Trump's FTC announces merger condition that prohibits advertising boycotts
Briefly

The FTC has proposed a consent order to address an antitrust complaint against the merger between Omnicom and Interpublic, alleging it violates competition laws. Although not directly mentioning Elon Musk or X, the complaint aligns with X's claims against an advertising group. The organization shut down a controversial project amidst these allegations. Omnicom's compliance with FTC demands helps avert potentially severe regulatory battles, with CEO Wren expressing optimism about regulatory approval for the merger in the near future.

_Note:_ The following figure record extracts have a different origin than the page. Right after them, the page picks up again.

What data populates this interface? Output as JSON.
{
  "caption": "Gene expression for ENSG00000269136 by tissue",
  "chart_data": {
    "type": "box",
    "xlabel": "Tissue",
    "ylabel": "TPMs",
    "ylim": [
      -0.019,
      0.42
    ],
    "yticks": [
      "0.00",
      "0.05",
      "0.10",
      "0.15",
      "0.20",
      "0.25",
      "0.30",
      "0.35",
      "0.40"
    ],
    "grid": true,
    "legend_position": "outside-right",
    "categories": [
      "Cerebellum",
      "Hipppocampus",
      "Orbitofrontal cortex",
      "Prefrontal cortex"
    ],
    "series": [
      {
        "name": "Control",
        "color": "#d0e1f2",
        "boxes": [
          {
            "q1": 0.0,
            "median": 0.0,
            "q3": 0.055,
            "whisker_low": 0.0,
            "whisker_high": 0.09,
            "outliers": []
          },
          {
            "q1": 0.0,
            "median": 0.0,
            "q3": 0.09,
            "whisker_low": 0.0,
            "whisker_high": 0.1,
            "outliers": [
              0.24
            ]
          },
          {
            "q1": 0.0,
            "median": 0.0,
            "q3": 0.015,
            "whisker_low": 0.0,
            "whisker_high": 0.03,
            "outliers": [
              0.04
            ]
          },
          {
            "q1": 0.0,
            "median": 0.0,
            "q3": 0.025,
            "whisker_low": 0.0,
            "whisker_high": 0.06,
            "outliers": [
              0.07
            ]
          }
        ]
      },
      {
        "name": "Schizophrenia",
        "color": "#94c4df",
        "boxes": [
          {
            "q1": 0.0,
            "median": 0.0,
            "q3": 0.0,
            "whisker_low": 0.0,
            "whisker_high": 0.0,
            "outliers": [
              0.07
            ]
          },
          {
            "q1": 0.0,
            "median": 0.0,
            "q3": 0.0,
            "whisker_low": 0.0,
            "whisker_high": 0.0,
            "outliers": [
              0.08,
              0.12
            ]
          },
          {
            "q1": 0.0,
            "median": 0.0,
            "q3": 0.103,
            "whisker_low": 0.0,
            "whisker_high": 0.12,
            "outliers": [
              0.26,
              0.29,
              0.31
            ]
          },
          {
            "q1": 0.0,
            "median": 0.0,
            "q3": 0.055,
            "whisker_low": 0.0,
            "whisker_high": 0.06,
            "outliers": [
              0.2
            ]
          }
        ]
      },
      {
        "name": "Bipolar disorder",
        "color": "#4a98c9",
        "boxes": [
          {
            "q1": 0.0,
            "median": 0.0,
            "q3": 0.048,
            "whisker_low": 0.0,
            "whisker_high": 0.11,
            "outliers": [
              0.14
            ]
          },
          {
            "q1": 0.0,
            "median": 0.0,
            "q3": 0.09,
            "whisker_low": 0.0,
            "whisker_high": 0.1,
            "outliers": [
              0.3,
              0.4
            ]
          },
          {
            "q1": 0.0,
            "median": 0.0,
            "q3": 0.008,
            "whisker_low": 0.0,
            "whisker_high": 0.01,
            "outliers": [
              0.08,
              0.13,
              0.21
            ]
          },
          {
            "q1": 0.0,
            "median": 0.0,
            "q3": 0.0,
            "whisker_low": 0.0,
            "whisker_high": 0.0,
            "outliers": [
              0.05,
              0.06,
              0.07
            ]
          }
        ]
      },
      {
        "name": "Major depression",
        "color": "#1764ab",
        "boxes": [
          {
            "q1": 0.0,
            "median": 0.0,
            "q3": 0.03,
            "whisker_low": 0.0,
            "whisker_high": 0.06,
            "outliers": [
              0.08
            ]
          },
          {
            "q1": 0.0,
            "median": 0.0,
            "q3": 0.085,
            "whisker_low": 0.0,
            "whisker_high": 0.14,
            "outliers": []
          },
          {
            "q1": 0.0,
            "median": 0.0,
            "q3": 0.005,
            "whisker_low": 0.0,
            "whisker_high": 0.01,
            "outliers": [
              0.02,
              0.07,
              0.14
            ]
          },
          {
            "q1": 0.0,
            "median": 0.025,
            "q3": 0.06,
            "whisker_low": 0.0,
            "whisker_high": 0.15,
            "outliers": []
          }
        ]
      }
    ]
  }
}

By agreeing to the FTC's demands, Omnicom avoids having to fight allegations that the merger will enable illegal coordination. Omnicom CEO John Wren said, "We are delighted that our transaction with Interpublic has cleared this significant regulatory hurdle..."
Ferguson said that "the advertising industry has been plagued by deliberate, coordinated efforts to steer ad revenue away from certain news organizations, media outlets, and social media networks."
The FTC complaint mirrors X's claims by alleging that a federation project labeled "legitimate political speech" as "misinformation" and demonstrates the potential for future coordination.
The World Federation of Advertisers denies wrongdoing in the case filed by X, but it shut down its Global Alliance for Responsible Media (GARM) project.